白嘉言想起以前每次司洲把自己捉弄火了都是請吃飯,畢竟也沒氣到那種地步,但又不想輕易原諒司洲,短暫思索後決定還是按照慣例:“吃飯的話,我要吃頓好的。”
“好。”
只有對着發脾氣的白嘉言,司洲才會格外老實。
……
第二天兩個人早上都恰好沒課,白嘉言中午跟着司洲到校外吃了一頓火鍋,接着又到醫院。醫生檢查了司洲的傷口,恢複得很好,厚厚的紗布變成小小一塊敷料,說過幾天剩下的這一片愈合就能自己在家把敷料取下來。
白嘉言趁機問了醫生失憶的事,檢查結果沒有問題,醫生也說不出具體原因,只能建議多讓病人接觸以前的事物,加強護理和內心疏導等等,并且安慰他這種狀況并非是永久性的,慢慢會恢複完全。
他謝過醫生,回到司洲身邊,和對方一起坐上張叔的車。他悄悄用目光描摹着身邊人的側臉,有時候他也不知道自己如何在這件事上自處,既希望司洲恢複,又擔心對方會因為在酒吧的告白而疏遠他。
“小嘉言。”司洲冷不防地回過頭,“怎麽一直看我?”
“啊,沒什麽。”
“我下午七八節在望宇樓。”司洲一邊查課表一邊道,只不過查的是白嘉言以前截圖給他的課表,“你是不是有課?”
“嗯,在繞梁樓上樂理。”
“那我去等你。”
司洲不否認自己是心理變态,一想到白嘉言不知道在哪跟那個東西見面他就不爽,非得想辦法把人栓在身邊或者知道行程才安心,有空都互相約着等放學。
藝院的學院樓就在數理旁邊。下午司洲從望宇樓下來,剛趕到繞梁樓,見白嘉言沒到,便随手刷刷手機,這才發現院學生會的群裏發了緊急消息:【@全體成員,各同學下午好,請各部門部長在17:50前到望宇樓401參加會議,屆時指導老師會親自考勤并安排任務。時間緊迫,敬請同學們諒解!】
諒解你媽。
司洲看了一眼手機上的17:30,在心裏暗罵一聲。
他只好轉過頭往回趕,一邊走一邊給白嘉言留消息,說自己臨時有會要開。對方很快回了消息:【我明白,沒關系,正好你開完會好好休息,我上班去了。】
司洲:【又是上次的快餐店?】
白嘉言:【是啊】
司洲想想自己上次在炸雞店的情形,挺平和的,也不見那個東西來跟白嘉言碰面,說不定是自己想多了。于是回複:【嗯,你下班也早點回家休息。】
……
白嘉言匆匆掃了一眼司洲發過來的消息,回了一個小貓的可愛表情,便換上工服忙着炸薯條去了。一直忙到晚上八點多,離下班還有半個多小時,恰好店裏也沒什麽客人,他便偷懶刷起了手機。

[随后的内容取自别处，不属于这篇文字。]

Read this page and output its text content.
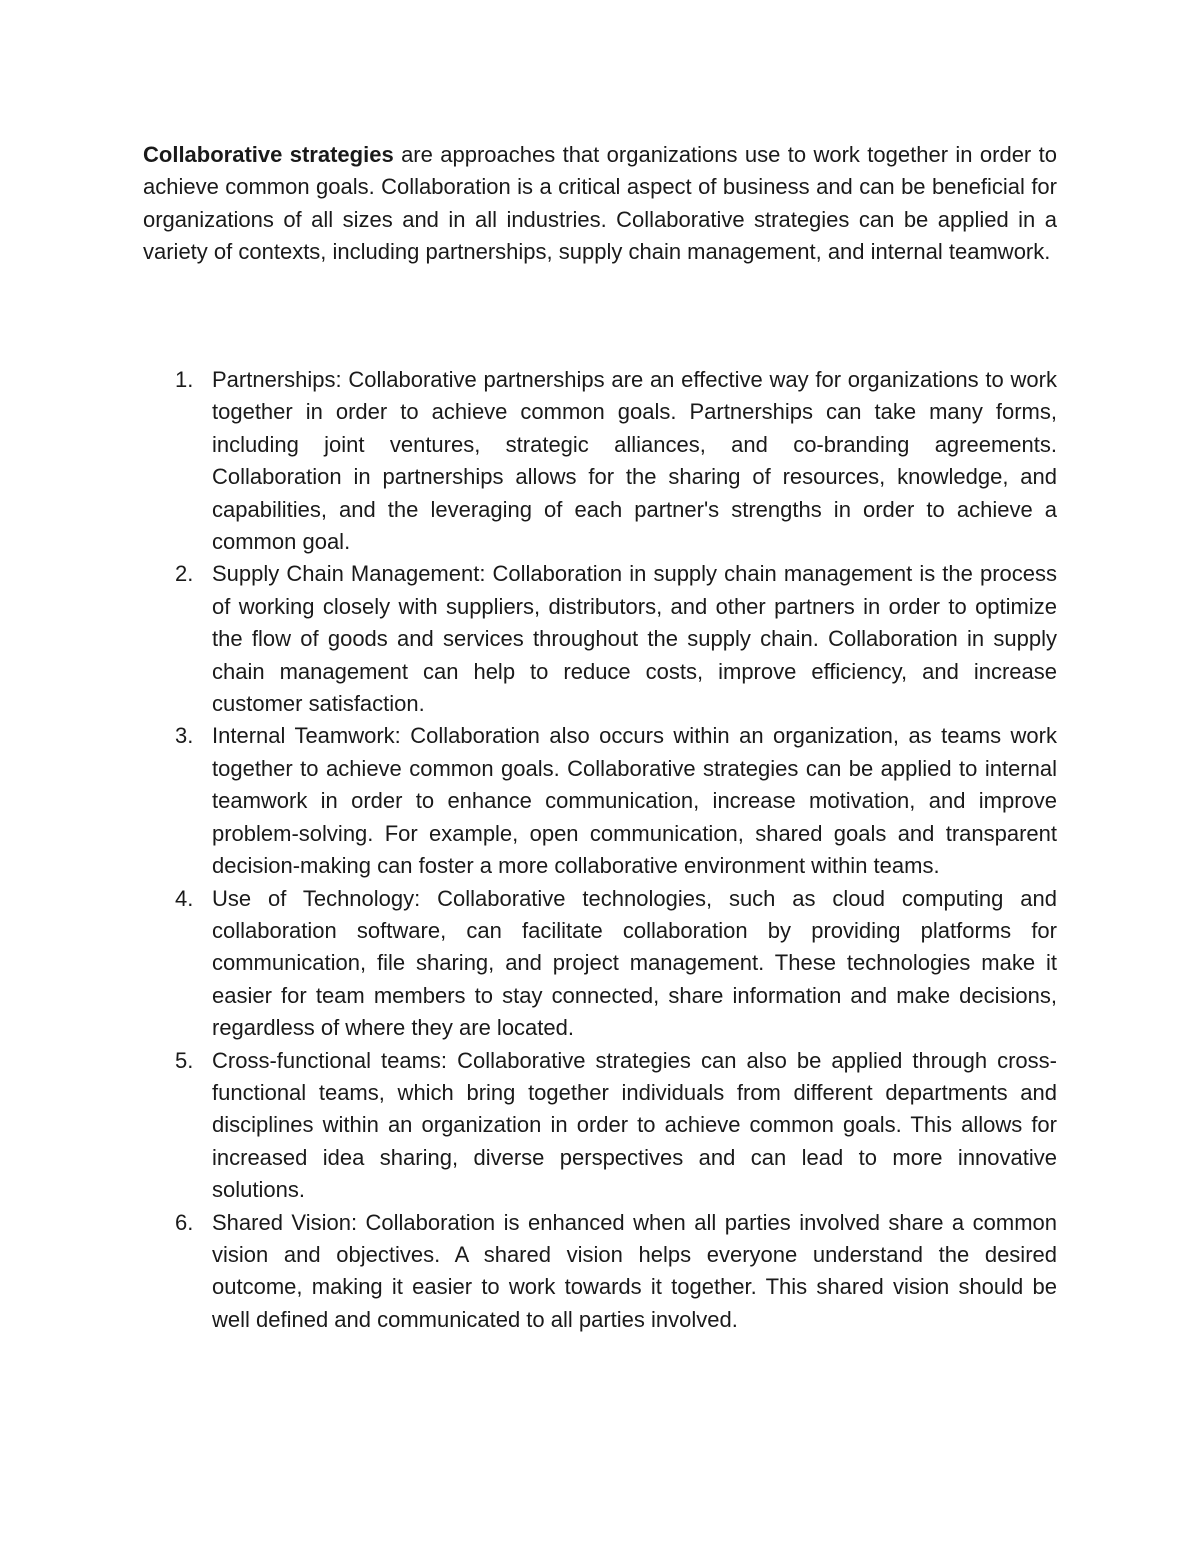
Collaborative strategies are approaches that organizations use to work together in order to achieve common goals. Collaboration is a critical aspect of business and can be beneficial for organizations of all sizes and in all industries. Collaborative strategies can be applied in a variety of contexts, including partnerships, supply chain management, and internal teamwork.

1. Partnerships: Collaborative partnerships are an effective way for organizations to work together in order to achieve common goals. Partnerships can take many forms, including joint ventures, strategic alliances, and co-branding agreements. Collaboration in partnerships allows for the sharing of resources, knowledge, and capabilities, and the leveraging of each partner's strengths in order to achieve a common goal.
2. Supply Chain Management: Collaboration in supply chain management is the process of working closely with suppliers, distributors, and other partners in order to optimize the flow of goods and services throughout the supply chain. Collaboration in supply chain management can help to reduce costs, improve efficiency, and increase customer satisfaction.
3. Internal Teamwork: Collaboration also occurs within an organization, as teams work together to achieve common goals. Collaborative strategies can be applied to internal teamwork in order to enhance communication, increase motivation, and improve problem-solving. For example, open communication, shared goals and transparent decision-making can foster a more collaborative environment within teams.
4. Use of Technology: Collaborative technologies, such as cloud computing and collaboration software, can facilitate collaboration by providing platforms for communication, file sharing, and project management. These technologies make it easier for team members to stay connected, share information and make decisions, regardless of where they are located.
5. Cross-functional teams: Collaborative strategies can also be applied through cross-functional teams, which bring together individuals from different departments and disciplines within an organization in order to achieve common goals. This allows for increased idea sharing, diverse perspectives and can lead to more innovative solutions.
6. Shared Vision: Collaboration is enhanced when all parties involved share a common vision and objectives. A shared vision helps everyone understand the desired outcome, making it easier to work towards it together. This shared vision should be well defined and communicated to all parties involved.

司洲給他回了消息,說會議結束,準備到店裏坐着等他下班。他推拒回複說,開會到這麽晚,還是先回去休息吧。對方沒回。
接着他又刷起了朋友圈動态,第一條就是學校表白牆發的投稿。每所大學都有這麽一個表白牆號,上面什麽稀奇古怪的都有。
白嘉言有時候閑着沒事好奇,一張一張投稿點進去看,刷着刷着發現一張,居然是自己在店裏兼職時候的照片,穿着工服,只有一個模糊的側影,恰好在給一個西裝男遞紙巾,對面的男性沒拍到臉。
當時是自己過來送餐,恰好男人自己不小心碰到醬汁沾到衣服上,白嘉言才順手給人遞了紙巾到對方手裏。

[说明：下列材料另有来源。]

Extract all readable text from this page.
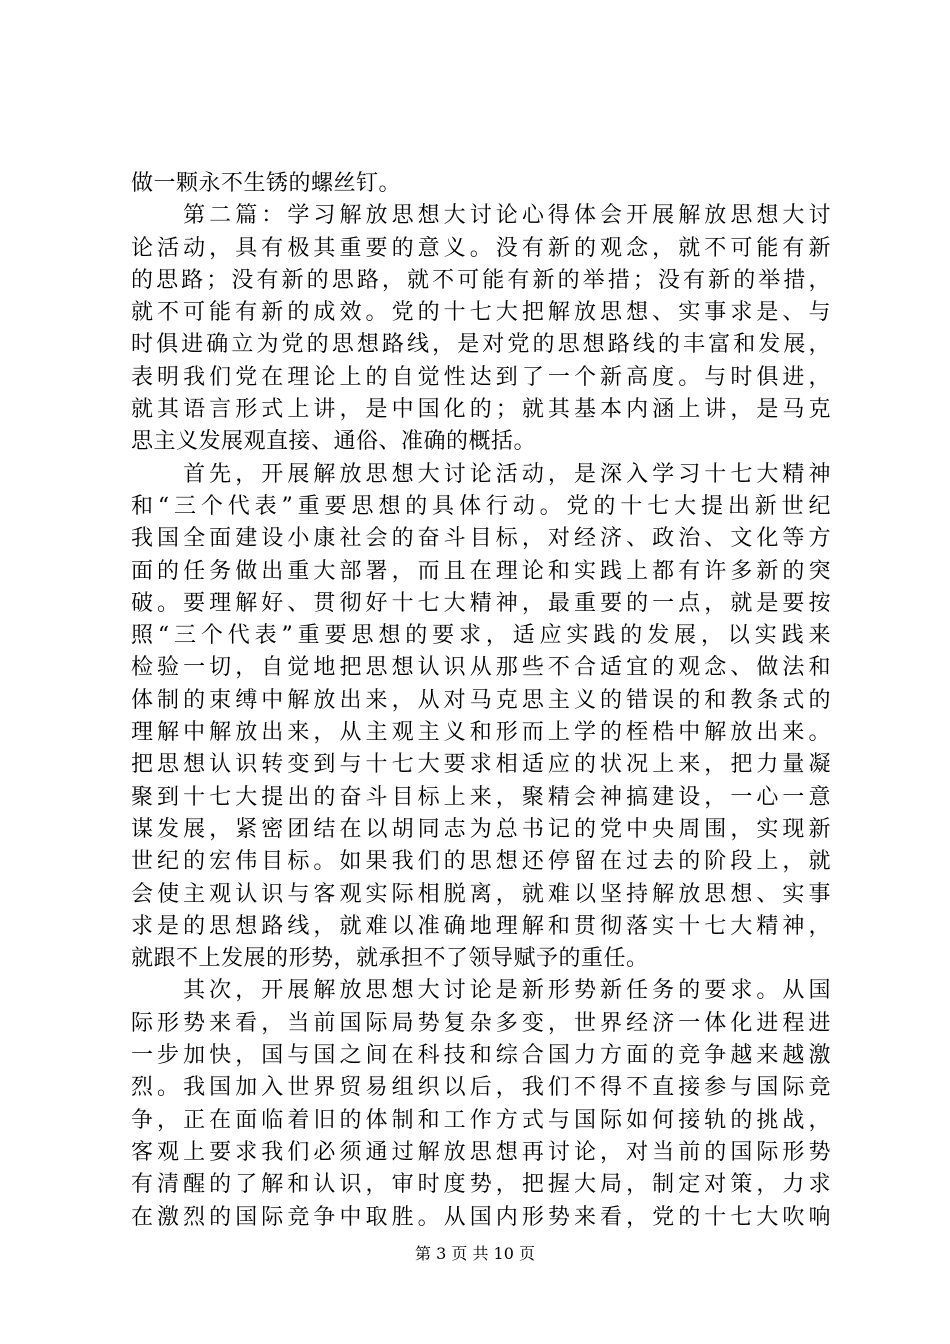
做一颗永不生锈的螺丝钉。
　　第二篇：学习解放思想大讨论心得体会开展解放思想大讨
论活动，具有极其重要的意义。没有新的观念，就不可能有新
的思路；没有新的思路，就不可能有新的举措；没有新的举措，
就不可能有新的成效。党的十七大把解放思想、实事求是、与
时俱进确立为党的思想路线，是对党的思想路线的丰富和发展，
表明我们党在理论上的自觉性达到了一个新高度。与时俱进，
就其语言形式上讲，是中国化的；就其基本内涵上讲，是马克
思主义发展观直接、通俗、准确的概括。
　　首先，开展解放思想大讨论活动，是深入学习十七大精神
和“三个代表”重要思想的具体行动。党的十七大提出新世纪
我国全面建设小康社会的奋斗目标，对经济、政治、文化等方
面的任务做出重大部署，而且在理论和实践上都有许多新的突
破。要理解好、贯彻好十七大精神，最重要的一点，就是要按
照“三个代表”重要思想的要求，适应实践的发展，以实践来
检验一切，自觉地把思想认识从那些不合适宜的观念、做法和
体制的束缚中解放出来，从对马克思主义的错误的和教条式的
理解中解放出来，从主观主义和形而上学的桎梏中解放出来。
把思想认识转变到与十七大要求相适应的状况上来，把力量凝
聚到十七大提出的奋斗目标上来，聚精会神搞建设，一心一意
谋发展，紧密团结在以胡同志为总书记的党中央周围，实现新
世纪的宏伟目标。如果我们的思想还停留在过去的阶段上，就
会使主观认识与客观实际相脱离，就难以坚持解放思想、实事
求是的思想路线，就难以准确地理解和贯彻落实十七大精神，
就跟不上发展的形势，就承担不了领导赋予的重任。
　　其次，开展解放思想大讨论是新形势新任务的要求。从国
际形势来看，当前国际局势复杂多变，世界经济一体化进程进
一步加快，国与国之间在科技和综合国力方面的竞争越来越激
烈。我国加入世界贸易组织以后，我们不得不直接参与国际竞
争，正在面临着旧的体制和工作方式与国际如何接轨的挑战，
客观上要求我们必须通过解放思想再讨论，对当前的国际形势
有清醒的了解和认识，审时度势，把握大局，制定对策，力求
在激烈的国际竞争中取胜。从国内形势来看，党的十七大吹响
第 3 页 共 10 页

底下還有投稿人的配字:【牆好,撈一個學校門口炸雞快餐店的小哥哥,看着感覺像大學生兼職,真的很好看很帥!如果不是or有女朋友就算啦,祝99】
那有男朋友能不能祝99?
……不是,你在想什麽。白嘉言拍了一下自己的腦袋,那個失去記憶的司洲不是真正的司洲,所以他們也沒有真正在一起,司洲是徹頭徹尾的直男,祝99別想,祝兄弟友誼長存還差不多。
總感覺司洲最近和自己太暧昧,都有點昏了頭了。
思前想後,白嘉言打開手機設置,把自己“好事花生”的鎖屏簽名改成了“千萬別被直男師哥迷暈了”,後面還加了三個感嘆號。
大功告成,白嘉言收起手機,看到有人推門,連忙說了句歡迎光臨,定睛一看才發現是司洲。不知道為什麽,來人面色似乎不太好。
白嘉言主動上去打招呼,領着司洲到上次坐過的位置:“怎麽這麽晚還來,讓你好好休息的。”
“靜不下心來。”司洲坐在位置上,也不急着掃碼點單,而是側過臉問白嘉言:“現在應該不忙吧?店裏也沒什麽人,坐下陪我聊會。”
想起和對方上次在自己房間的聊天經歷,白嘉言暗自無奈:“這是在店裏,沒客人也不能亂來。”
“你放心,不聊上次那些。”司洲語氣冷然,他掏出手機,從自己相冊裏翻出一張照片,放大了遞到白嘉言面前,“跟你聊聊這個,怎麽樣?”